Dass in diesem Sommertransferfenster vieles nicht nach Plan verlief, zeigt bereits der Blick auf die Torwartposition. Stammkeeper Lukas Hradecky verließ den Verein zu Bayer 04 Leverkusen, zudem ging der dritte Torwart Leon Bätge zu den Würzburger Kickers. Nachfolger von Hradecky sollte Frederik Rönnow werden. Der Däne schien für diese Rolle prädestiniert zu sein, schließlich ersetzte er schon jeweils bei Brödnby IF und Esbjerg FB den Finnen. Doch während der gesamten Vorbereitungszeit plagten ihn Knieprobleme, aufgrund derer er nicht richtig fit war.

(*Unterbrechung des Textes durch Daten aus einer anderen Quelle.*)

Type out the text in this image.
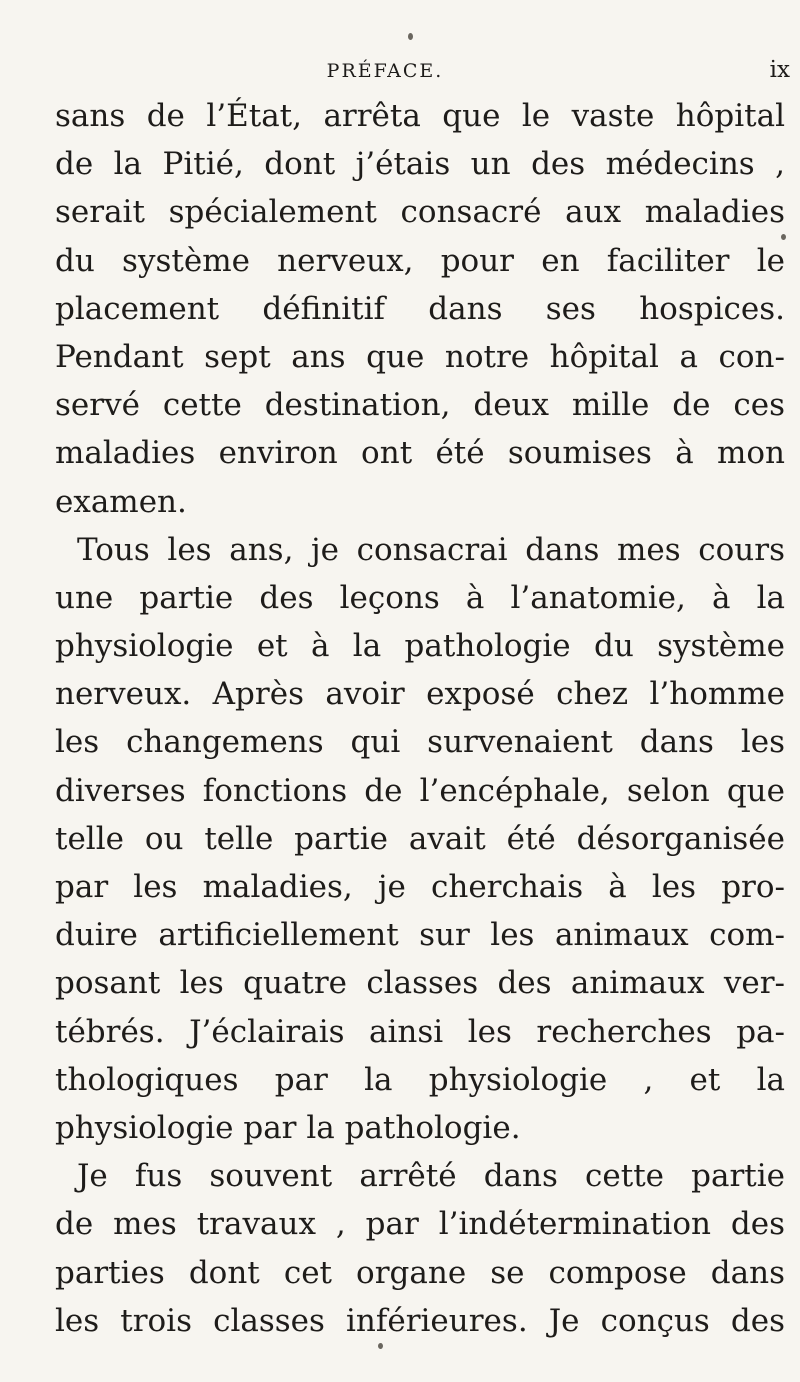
PRÉFACE.	ix
sans de l’État, arrêta que le vaste hôpital
de la Pitié, dont j’étais un des médecins ,
serait spécialement consacré aux maladies
du système nerveux, pour en faciliter le
placement définitif dans ses hospices.
Pendant sept ans que notre hôpital a con-
servé cette destination, deux mille de ces
maladies environ ont été soumises à mon
examen.
Tous les ans, je consacrai dans mes cours
une partie des leçons à l’anatomie, à la
physiologie et à la pathologie du système
nerveux. Après avoir exposé chez l’homme
les changemens qui survenaient dans les
diverses fonctions de l’encéphale, selon que
telle ou telle partie avait été désorganisée
par les maladies, je cherchais à les pro-
duire artificiellement sur les animaux com-
posant les quatre classes des animaux ver-
tébrés. J’éclairais ainsi les recherches pa-
thologiques par la physiologie , et la
physiologie par la pathologie.
Je fus souvent arrêté dans cette partie
de mes travaux , par l’indétermination des
parties dont cet organe se compose dans
les trois classes inférieures. Je conçus des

Im letzten Jahr war Jan Zimmermann zweiter Torwart bei der Eintracht. Diese Rolle vertraute der Verein ihm aber anscheinend nicht mehr an, denn als Back-Up für Rönnow kam Felix Wiedwald von Leeds United. Für einen Stammplatz war allerdings auch dieser für die Eintracht scheinbar nicht gut genug. Denn trotz Rönnows Verletzungsproblemen und schwachen Auftritten erhielt Felix Wiedwald keine Chance.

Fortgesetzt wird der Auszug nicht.